Men probeert dmv informatie inwinnen en observatie te komen tot een correcte diagnose van de problematiek (lichamelijk, intra-psychisch, socio-familiaal, professioneel,…). We gaan de dialoog aan met de patiënt (anamnese) en zijn omgeving (hetero anamnese) om zoveel mogelijk informatie te verzamelen en we observeren het gedrag en de interactiepatronen van de patiënt (op gebied van ADL, slaap- en eetpatroon, omgang met medepatiënten en hulpverleners, omgang met beperkingen en afdelingsafspraken, observatie tijdens activiteiten zowel individueel als in groep, ….). 

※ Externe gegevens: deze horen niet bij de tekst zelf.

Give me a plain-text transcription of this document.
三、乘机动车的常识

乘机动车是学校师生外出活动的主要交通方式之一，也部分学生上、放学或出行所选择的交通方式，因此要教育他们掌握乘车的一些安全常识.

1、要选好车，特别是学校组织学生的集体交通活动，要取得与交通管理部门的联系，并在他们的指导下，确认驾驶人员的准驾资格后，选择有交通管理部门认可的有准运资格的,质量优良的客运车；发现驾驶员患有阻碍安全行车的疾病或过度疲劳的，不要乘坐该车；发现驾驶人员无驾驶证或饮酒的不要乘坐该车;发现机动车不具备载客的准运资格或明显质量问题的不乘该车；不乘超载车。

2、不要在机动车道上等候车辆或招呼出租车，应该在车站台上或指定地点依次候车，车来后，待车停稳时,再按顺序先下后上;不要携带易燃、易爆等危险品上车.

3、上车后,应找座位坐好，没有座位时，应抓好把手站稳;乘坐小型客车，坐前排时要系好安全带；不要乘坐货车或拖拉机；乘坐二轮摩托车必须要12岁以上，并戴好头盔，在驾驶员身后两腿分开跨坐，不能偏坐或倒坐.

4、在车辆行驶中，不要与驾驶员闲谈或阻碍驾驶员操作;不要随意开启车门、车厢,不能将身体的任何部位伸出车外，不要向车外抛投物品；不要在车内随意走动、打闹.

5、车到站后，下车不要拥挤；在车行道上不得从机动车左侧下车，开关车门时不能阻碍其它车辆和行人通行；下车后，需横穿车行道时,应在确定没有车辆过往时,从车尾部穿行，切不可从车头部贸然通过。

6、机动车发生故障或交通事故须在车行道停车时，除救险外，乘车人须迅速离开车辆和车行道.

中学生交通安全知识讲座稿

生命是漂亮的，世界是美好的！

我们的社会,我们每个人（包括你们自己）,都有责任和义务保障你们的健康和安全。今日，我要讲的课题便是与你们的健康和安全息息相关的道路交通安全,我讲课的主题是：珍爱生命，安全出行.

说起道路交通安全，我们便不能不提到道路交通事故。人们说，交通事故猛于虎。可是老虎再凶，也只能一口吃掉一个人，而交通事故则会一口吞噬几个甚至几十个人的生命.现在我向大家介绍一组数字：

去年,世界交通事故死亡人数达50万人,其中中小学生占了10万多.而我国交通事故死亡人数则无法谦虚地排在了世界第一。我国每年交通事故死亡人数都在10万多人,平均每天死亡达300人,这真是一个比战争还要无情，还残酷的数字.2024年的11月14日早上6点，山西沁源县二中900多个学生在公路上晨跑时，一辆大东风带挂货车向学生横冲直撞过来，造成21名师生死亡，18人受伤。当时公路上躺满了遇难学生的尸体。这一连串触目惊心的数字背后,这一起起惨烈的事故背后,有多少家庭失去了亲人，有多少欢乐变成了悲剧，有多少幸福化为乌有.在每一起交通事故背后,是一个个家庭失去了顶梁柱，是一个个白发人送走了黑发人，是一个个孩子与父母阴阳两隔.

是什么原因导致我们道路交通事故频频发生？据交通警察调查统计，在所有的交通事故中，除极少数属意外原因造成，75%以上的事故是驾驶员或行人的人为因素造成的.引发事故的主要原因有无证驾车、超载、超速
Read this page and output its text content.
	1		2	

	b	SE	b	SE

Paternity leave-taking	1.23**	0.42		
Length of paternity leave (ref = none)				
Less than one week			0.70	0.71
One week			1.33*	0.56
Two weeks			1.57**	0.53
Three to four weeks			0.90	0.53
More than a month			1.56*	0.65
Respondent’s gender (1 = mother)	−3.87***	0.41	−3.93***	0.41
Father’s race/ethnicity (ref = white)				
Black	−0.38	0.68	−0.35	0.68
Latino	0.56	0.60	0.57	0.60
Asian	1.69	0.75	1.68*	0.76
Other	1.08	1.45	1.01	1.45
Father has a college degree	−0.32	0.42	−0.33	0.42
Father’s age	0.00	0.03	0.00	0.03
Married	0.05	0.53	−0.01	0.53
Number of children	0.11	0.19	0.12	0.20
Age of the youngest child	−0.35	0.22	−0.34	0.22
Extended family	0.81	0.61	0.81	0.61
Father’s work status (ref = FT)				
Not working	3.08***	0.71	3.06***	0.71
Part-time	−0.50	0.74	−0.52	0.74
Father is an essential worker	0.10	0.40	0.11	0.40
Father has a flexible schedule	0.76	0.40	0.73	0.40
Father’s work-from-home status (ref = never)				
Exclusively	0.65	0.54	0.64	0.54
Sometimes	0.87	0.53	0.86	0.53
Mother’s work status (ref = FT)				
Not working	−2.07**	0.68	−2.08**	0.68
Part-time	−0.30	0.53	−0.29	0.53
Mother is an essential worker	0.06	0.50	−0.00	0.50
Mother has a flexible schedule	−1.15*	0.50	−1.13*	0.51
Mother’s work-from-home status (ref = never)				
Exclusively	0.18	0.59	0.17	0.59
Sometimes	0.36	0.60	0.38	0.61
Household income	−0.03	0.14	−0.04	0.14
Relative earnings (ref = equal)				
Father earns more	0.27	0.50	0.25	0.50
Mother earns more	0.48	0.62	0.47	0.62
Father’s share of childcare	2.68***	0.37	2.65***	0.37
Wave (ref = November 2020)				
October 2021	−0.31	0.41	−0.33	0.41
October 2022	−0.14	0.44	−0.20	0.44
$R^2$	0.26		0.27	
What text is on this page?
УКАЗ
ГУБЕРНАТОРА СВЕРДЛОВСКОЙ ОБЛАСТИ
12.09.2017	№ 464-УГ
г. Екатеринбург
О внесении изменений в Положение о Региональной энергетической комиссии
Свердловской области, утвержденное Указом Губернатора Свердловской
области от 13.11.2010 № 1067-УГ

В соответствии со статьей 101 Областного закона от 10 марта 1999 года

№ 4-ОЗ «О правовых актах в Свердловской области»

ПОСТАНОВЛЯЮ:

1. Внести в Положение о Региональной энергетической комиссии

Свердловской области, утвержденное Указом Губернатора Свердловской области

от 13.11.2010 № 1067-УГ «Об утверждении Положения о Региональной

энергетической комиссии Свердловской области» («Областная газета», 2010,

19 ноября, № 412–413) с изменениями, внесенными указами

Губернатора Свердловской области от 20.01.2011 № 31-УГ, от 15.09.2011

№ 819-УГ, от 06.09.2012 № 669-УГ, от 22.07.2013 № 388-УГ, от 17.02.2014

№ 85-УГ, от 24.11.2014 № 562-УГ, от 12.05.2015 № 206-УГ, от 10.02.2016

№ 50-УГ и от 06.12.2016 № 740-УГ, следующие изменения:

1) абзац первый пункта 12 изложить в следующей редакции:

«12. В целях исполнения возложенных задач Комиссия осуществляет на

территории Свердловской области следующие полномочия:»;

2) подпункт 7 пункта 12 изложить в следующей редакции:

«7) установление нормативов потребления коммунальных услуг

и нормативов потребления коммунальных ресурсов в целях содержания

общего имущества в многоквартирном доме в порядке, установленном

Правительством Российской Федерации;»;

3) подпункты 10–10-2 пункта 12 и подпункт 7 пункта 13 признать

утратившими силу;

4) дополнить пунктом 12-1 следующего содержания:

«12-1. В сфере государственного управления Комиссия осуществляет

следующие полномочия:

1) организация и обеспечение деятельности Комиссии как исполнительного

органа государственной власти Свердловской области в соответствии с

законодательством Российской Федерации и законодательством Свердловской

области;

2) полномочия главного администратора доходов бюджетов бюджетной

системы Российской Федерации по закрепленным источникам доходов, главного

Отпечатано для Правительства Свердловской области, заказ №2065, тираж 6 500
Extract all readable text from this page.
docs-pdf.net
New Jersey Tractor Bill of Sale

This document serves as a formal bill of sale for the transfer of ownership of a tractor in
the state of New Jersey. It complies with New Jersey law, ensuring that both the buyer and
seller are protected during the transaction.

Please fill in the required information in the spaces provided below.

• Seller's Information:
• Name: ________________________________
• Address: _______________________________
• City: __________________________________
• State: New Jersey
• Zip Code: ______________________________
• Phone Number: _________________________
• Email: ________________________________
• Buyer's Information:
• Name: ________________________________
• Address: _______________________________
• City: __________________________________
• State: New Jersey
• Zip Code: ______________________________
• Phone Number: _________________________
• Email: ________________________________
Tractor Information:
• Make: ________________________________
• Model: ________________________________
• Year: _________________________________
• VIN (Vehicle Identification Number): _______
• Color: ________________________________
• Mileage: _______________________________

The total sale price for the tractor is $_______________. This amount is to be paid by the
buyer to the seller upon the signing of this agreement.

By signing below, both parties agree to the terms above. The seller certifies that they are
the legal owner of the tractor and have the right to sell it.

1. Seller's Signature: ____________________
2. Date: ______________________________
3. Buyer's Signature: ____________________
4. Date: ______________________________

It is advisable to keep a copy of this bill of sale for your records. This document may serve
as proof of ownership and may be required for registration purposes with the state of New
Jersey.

Hierbij kan een psychologische testing een noodzakelijke aanvulling zijn (persoonlijkheidsonderzoek, diagnostische testbatterijen, cognitieve functietesten,….). elk teamlid voegt aan de observatie de gegevens toe die hij vanuit zijn discipline heeft kunnen opmaken, zodat we daarna in gemeenschappelijk overleg tot een diagnose of werkhypothese kunnen komen. 

Aanbod behandeling 

We richten het (be)handelen binnen een multidisciplinaire aanpak op een verbeteren van het welzijn en het functioneren van de patiënt binnen zijn context (gezin, familie, werk, hobby’s, …) op de verschillende levensdomeinen. Gezien we op de PAAZ te maken hebben met een zeer heterogene patiëntengroep kan de doelstelling van de hospitalisatie en de behandeling individueel nogal verschillen van de ene patiënt tot de andere, en is een persoonlijk accent in het beleid en de behandeling wenselijk. Hierbij kunnen meerdere therapiemodellen (cliëntcentered, gedragstherapie, analytische therapie, oplossingsgerichte therapie, …) hetzij in combinatie of alleen gehanteerd worden.